An issue of Cinemagic magazine shows and details the film being shot under the title Death Corps in Miami and West Palm Beach, Florida, in 1975 with a budget of $150,000. The swamp scenes in the film were shot near Miami's Crandon Park. It was later noted in the  Los Angeles Times in 1978, that the filmmakers raised $200,000 to complete the film.

According to a 2013 interview, Wiederhorn and Trane made Shock Waves because the investors had one requirement: they wanted a horror movie, because, according to Wiederhorn, "they heard that horror movies have a better chance of making their money back than any other genre". Wiederhorn and Trane then "started spitballing ideas. What’s scary? Since we were going to be filming in Florida, we thought: water can be scary. Then I came across this book called The Morning of the Magicians, which lays out a theory that the Third Reich was heavily into magic, so we thought: Nazi's [sic] always work! So my first movie became a horror movie because the people who put up the money wanted a horror movie."

==Release==
Shock Waves was shown in Los Angeles on 21 September 1977. The film was released in the United Kingdom as Almost Human.

==Home media==
In the 1980s, Shock Waves was released on VHS by Prism Entertainment, and later by Starmaker. Burbank Video (distributed by Video Treasures) also released the film on VHS in 1991.

A special edition DVD of the film was issued by Blue Underground in 2003. The DVD was sourced from a print in Wiederhorn's personal collection, as the original negative was believed to be lost.

Blue Underground released the movie on Blu-ray, and held some theatrical showings of the feature as well, in November 2014.

In addition to standalone releases, the film was included in the three-DVD box set Superstars of Horror: Volume 1: Peter Cushing (Umbrella Entertainment, 2005).

==Reception==
From contemporary reviews, Tom Milne of the Monthly Film Bulletin commented that the zombie Nazis looked "agreeably sinister when they first emerge from the bottom of the sea with dripping hair, hideously scarred faces and uniform dark glasses", but the film's "inadequate budget is all too evident [...] both script and direction are also much too ready to settle for simple repetitions: a sizeable chunk of the footage is devoted to assorted characters stumbling through swampy shallows out of which, naturally, zombies emerge with sinister intent."
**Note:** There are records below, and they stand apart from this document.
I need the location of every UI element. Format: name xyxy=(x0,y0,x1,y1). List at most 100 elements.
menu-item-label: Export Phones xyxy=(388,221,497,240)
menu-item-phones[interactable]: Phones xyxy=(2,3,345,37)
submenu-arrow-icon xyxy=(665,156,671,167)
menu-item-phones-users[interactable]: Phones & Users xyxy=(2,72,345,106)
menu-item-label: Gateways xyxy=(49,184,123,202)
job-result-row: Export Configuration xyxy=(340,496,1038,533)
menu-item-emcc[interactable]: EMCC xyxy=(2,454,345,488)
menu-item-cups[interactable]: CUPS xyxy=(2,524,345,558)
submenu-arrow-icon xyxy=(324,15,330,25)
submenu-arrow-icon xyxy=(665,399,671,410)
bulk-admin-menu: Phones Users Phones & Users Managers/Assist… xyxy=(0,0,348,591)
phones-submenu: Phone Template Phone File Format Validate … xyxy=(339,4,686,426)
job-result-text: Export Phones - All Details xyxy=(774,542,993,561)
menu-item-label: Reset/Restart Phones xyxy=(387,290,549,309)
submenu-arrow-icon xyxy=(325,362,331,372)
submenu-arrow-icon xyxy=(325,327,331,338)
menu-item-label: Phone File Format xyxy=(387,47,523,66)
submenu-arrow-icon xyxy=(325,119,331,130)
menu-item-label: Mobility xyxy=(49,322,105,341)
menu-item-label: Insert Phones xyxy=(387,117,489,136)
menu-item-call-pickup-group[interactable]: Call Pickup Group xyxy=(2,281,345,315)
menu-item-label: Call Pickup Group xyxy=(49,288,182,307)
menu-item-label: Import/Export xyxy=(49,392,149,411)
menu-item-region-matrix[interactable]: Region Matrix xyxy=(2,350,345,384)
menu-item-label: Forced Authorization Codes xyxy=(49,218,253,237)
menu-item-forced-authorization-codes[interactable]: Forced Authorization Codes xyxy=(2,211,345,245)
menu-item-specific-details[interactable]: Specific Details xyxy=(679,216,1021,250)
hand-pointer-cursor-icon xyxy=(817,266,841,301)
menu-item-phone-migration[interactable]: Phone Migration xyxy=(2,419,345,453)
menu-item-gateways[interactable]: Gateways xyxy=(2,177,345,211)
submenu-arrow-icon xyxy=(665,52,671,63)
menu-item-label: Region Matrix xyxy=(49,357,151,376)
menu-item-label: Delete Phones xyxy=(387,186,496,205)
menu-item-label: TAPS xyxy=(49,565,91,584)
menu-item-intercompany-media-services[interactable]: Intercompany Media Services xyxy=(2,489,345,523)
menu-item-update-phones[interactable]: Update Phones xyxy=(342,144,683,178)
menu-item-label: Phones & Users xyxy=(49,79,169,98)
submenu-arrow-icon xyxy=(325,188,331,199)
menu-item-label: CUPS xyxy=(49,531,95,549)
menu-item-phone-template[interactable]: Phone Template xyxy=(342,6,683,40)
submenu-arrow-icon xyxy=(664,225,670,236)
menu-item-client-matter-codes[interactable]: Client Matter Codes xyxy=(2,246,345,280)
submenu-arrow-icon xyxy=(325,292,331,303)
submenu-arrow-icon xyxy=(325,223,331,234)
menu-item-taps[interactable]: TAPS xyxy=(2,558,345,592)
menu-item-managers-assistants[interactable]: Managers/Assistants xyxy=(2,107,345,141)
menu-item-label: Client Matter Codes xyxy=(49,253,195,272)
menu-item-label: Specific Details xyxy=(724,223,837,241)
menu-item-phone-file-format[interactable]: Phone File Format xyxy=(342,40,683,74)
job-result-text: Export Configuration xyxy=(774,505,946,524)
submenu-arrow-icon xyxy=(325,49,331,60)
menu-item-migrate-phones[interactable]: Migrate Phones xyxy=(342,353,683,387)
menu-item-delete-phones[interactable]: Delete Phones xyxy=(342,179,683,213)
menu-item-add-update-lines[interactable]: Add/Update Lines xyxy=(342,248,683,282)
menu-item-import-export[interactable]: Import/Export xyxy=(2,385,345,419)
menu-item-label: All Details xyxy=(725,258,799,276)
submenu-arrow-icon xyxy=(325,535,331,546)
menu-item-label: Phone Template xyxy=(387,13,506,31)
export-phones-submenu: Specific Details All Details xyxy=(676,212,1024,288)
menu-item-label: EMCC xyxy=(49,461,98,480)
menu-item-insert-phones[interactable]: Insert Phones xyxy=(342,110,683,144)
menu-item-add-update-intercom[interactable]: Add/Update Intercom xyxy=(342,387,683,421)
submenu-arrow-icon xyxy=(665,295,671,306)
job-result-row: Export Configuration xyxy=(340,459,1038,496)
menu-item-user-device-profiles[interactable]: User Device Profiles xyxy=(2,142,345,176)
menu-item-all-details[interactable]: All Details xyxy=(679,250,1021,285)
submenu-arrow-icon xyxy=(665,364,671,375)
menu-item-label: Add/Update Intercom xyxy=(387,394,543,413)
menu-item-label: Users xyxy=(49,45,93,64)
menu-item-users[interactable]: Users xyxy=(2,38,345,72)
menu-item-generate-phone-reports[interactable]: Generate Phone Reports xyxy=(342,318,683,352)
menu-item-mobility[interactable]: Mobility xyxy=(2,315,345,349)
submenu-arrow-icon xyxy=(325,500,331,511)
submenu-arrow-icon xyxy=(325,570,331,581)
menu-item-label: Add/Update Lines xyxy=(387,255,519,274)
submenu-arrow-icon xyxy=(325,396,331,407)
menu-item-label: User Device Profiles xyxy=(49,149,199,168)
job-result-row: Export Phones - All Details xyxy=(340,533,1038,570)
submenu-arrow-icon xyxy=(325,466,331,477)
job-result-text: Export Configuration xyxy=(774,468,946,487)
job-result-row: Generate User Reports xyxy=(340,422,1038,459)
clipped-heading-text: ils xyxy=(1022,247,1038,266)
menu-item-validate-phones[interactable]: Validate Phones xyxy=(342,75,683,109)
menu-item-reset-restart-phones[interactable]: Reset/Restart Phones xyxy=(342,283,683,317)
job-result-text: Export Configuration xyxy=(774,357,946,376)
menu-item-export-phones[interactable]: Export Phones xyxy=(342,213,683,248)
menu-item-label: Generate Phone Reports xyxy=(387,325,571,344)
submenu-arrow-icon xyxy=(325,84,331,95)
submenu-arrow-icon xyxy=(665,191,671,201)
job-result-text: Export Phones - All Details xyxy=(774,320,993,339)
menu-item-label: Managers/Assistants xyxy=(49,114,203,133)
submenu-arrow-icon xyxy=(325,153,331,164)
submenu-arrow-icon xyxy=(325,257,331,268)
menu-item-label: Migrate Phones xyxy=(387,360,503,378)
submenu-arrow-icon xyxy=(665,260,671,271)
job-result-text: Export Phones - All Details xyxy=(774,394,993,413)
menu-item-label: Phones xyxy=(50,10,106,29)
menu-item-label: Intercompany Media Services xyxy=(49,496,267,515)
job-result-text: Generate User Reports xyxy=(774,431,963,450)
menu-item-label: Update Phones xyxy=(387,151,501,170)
From retrospective reviews, Mike Long of DVD Talk rated the film 3 out of 5 stars, writing, "Horror fans looking for a zombie gorefest will be quite disappointed by Shock Waves, but those who want a subtle and unique experience may enjoy this quirky low-budget film." Oktay Ege Kozak, also writing at DVD Talk, rated it 1 out of 5 stars, declaring, "Shock Waves is a cheap, uninteresting, and entirely too forgettable genre effort from the 70s, a decade that otherwise revitalized horror cinema."

Patrick Bromley of DVD Verdict commented, "More concerned with atmosphere than with shocks, it avoids a number of what would become the cliches of the genre; the flip side of that coin is that it delivers little of what we want from a zombie film." Patrick Naugle, also writing at DVD Verdict, said the movie is repetitious and boring.

Writing in Horror Movies of the 1970s, critic John Kenneth Muir stated that despite Shock Waves being a "low budget exploitation film with a ludicrous B-movie premise", Wiederhorn nevertheless makes it work. Peter Dendle, who wrote The Zombie Movie Encyclopedia, said, "Shock Waves offers an undeniably creative and innovative approach to the screen presentation of the zombie, at the height of the post-Night decade in which such innovation was most lacking."